La lucidité de Frédéric,
nourrie par la foi, n'a d'égale que son courage, un courage que les
contemporains ne s'attendaient pas à trouver chez un homme
professionnellement installé et de santé fragile:
– Courage, au sein
d'une Église alors très cléricale, de considérer que, comme laïc, il a
une mission propre.
– Courage de
dénoncer les paresses d'un clergé que les avantages du Concordat de 1801
ont tendance à rendre moins sensible aux malheurs de ce monde. Et
Frédéric n'hésite pas, à travers son frère aîné, l'abbé Alphonse, à
interpeller les prêtres:"Vous ne remplissez pas véritablement votre
mission... Si un plus grand nombre de chrétiens et surtout
d'ecclésiastiques s'étaient occupés des ouvriers depuis dix ans, nous
serions plus sûrs de l'avenir..." et encore "il faut que les
cures renoncent à leurs petites paroisses bourgeoises, troupeau d'élite
au milieu d'une immense population qu'ils ne connaissent pas..."

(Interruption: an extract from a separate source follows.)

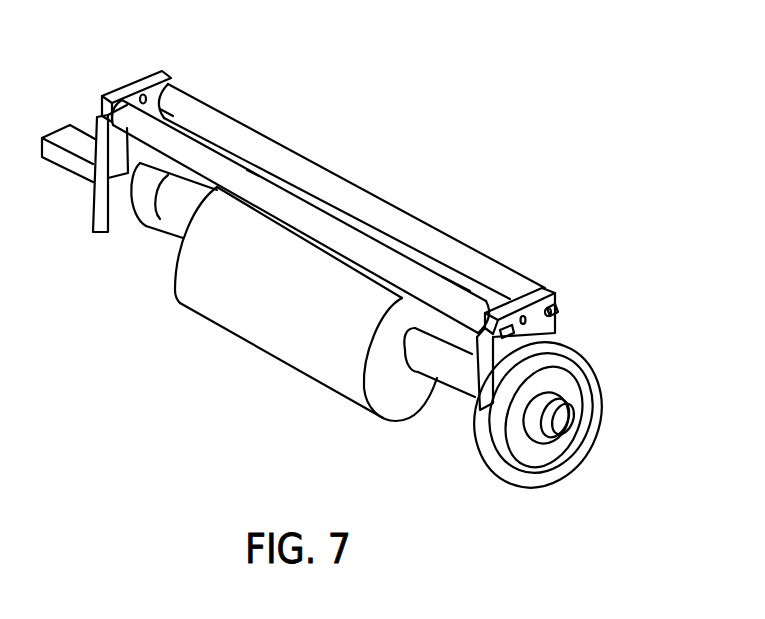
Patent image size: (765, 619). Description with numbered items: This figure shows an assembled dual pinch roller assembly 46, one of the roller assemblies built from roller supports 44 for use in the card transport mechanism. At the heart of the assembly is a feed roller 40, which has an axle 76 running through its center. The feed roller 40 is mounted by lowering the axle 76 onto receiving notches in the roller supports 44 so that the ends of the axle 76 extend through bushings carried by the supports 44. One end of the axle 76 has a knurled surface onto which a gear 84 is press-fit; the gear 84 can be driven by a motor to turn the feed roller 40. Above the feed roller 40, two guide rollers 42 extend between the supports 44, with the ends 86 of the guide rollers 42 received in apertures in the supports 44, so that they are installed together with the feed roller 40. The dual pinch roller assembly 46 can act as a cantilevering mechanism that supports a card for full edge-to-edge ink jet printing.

Ces positions courageuses,
renforcées par ses options politiques, la démocratie chrétienne et
sociale, font naître des inimitiés, aussi bien chez les catholiques
conservateurs que parmi ceux qui se réfèrent à un socialisme éloigné de
l'Église. Mais, aux yeux de beaucoup d'hommes de sa génération, il
apparaît comme un guide. Lui-même le reconnaissait déjà avec son
humilité costumière dans une lettre (1834) à son ami Ernest Falconnet:"Je
suis environné, sous certain rapport, de séductions de toute espèce; on
me sollicite, on se dispute à qui m'aura, on me met en avant... Parce
que Dieu et l'éducation m'ont doué de quelque tact, de quelque étendue
d'idées, de quelque largeur de tolérance, on veut faire de moi une sorte
de chef de la jeunesse catholique de ce pays-ci, plusieurs de jeunes
m'accordent une estime dont je me sens très indigne... Cependant, le
concours de circonstances extérieures ne peut-il pas être un signe de la
volonté de Dieu?...
Il écrira un mois plus
tard, à son frère Charles-Alphonse, lors de l’avènement la Seconde
République: C'est une mauvaise alliance que celle des catholiques
avec la bourgeoisie vaincue; il vaudrait mieux s'appuyer sur le peuple
qui est le véritable allié de l'Église, pauvre comme elle, dévoué comme
elle, béni comme elle de toutes les bénédictions du Sauveur."